ETO introduces an efficient transformer-based local feature matching framework by organizing multiple homography hypotheses to cover planar scene structure and employing a single, uni-directional cross-attention refinement. This approach reduces the number of patch tokens fed to the transformer and accelerates refinement while preserving high matching accuracy, achieving up to roughly 4x speedups over LoFTR on challenging outdoor datasets and maintaining competitive performance on Megadepth, YFCC100M, ScanNet, and HPatches. Key contributions include (i) a hypothesis-based coarse matching strategy that segments patches by local homographies, (ii) a segmentation-guided re-selection mechanism, and (iii) a streamlined refinement stage with uni-directional attention.

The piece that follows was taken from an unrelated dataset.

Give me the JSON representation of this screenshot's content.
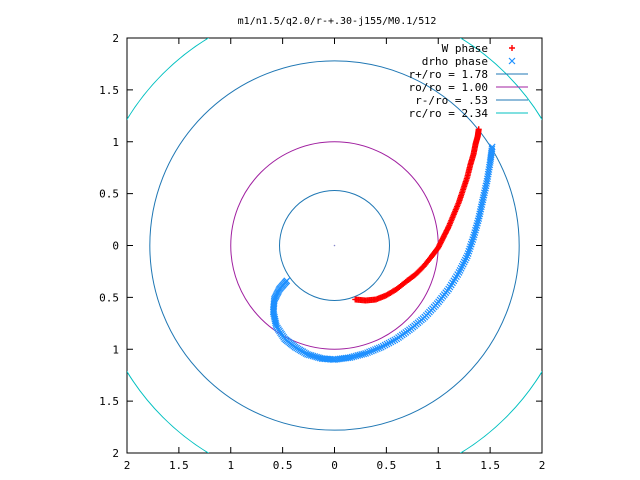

The method offers practical gains for downstream tasks like SLAM, 3D reconstruction, and visual localization by delivering fast, accurate local feature matching with reduced computational burden.

Abstract

We tackle the efficiency problem of learning local feature matching. Recent advancements have given rise to purely CNN-based and transformer-based approaches, each augmented with deep learning techniques. While CNN-based methods often excel in matching speed, transformer-based methods tend to provide more accurate matches. We propose an efficient transformer-based network architecture for local feature matching. This technique is built on constructing multiple homography hypotheses to approximate the continuous correspondence in the real world and uni-directional cross-attention to accelerate the refinement. On the YFCC100M dataset, our matching accuracy is competitive with LoFTR, a state-of-the-art transformer-based architecture, while the inference speed is boosted to 4 times, even outperforming the CNN-based methods. Comprehensive evaluations on other open datasets such as Megadepth, ScanNet, and HPatches demonstrate our method's efficacy, highlighting its potential to significantly enhance a wide array of downstream applications.

Paper Structure

This paper contains 15 sections, 8 equations, 4 figures, 4 tables.

Figures (4)

  • Figure 1: ETO goes beyond the Pareto curve between accuracy and Efficiency. This figure shows the performance of different state-of-the-art methods on YFCC100M. We take into account the time for the extraction of feature and their description. LightGlue and LightGlue* are different settings of LightGlue.
  • Figure 2: As demonstrated in the figure, there exists a correspondence between two red regions on the sphere. In contrast to uniform hypotheses, homography hypotheses approximate the correspondence function better, which allows for more precise matching results with fewer computational resources.
  • Figure 3: Given the source image $\mathcal{S}$ and target image $\mathcal{T}$, we first use a U-Net like feature extractor to get images' feature map at different resolution: $M_1$ (H/32 $\times$ W/32), $M_2$ (H/8 $\times$ W/8) and $M_3$ (H/2 $\times$ W/2). We use local $3\times 3$ patches to illustrate our method: (a) We estimate homography hypotheses $H_i$ for every feature after performing transformer. (b) We segment the map from these hypotheses to minimize projection errors. With the applied homography matrix $\hat{H}_j$, we can project the chosen source point $P_j^s$ to target point $P_j^t$ . (c) We update the $P_j^t$ to $P_j^{t*}$ after a uni-directional cross attention. The training process is split into two parts, the coarse and the fine. We train the coarse part with $L_H$, while training the fine part with $L_s$ and $L_r$.
  • Figure 4: Any unit $j$ on $M_2$ should be classified for a hypotheses in $\mathcal{H}$ to minimize projection error. Each $H_i$ describes a plane.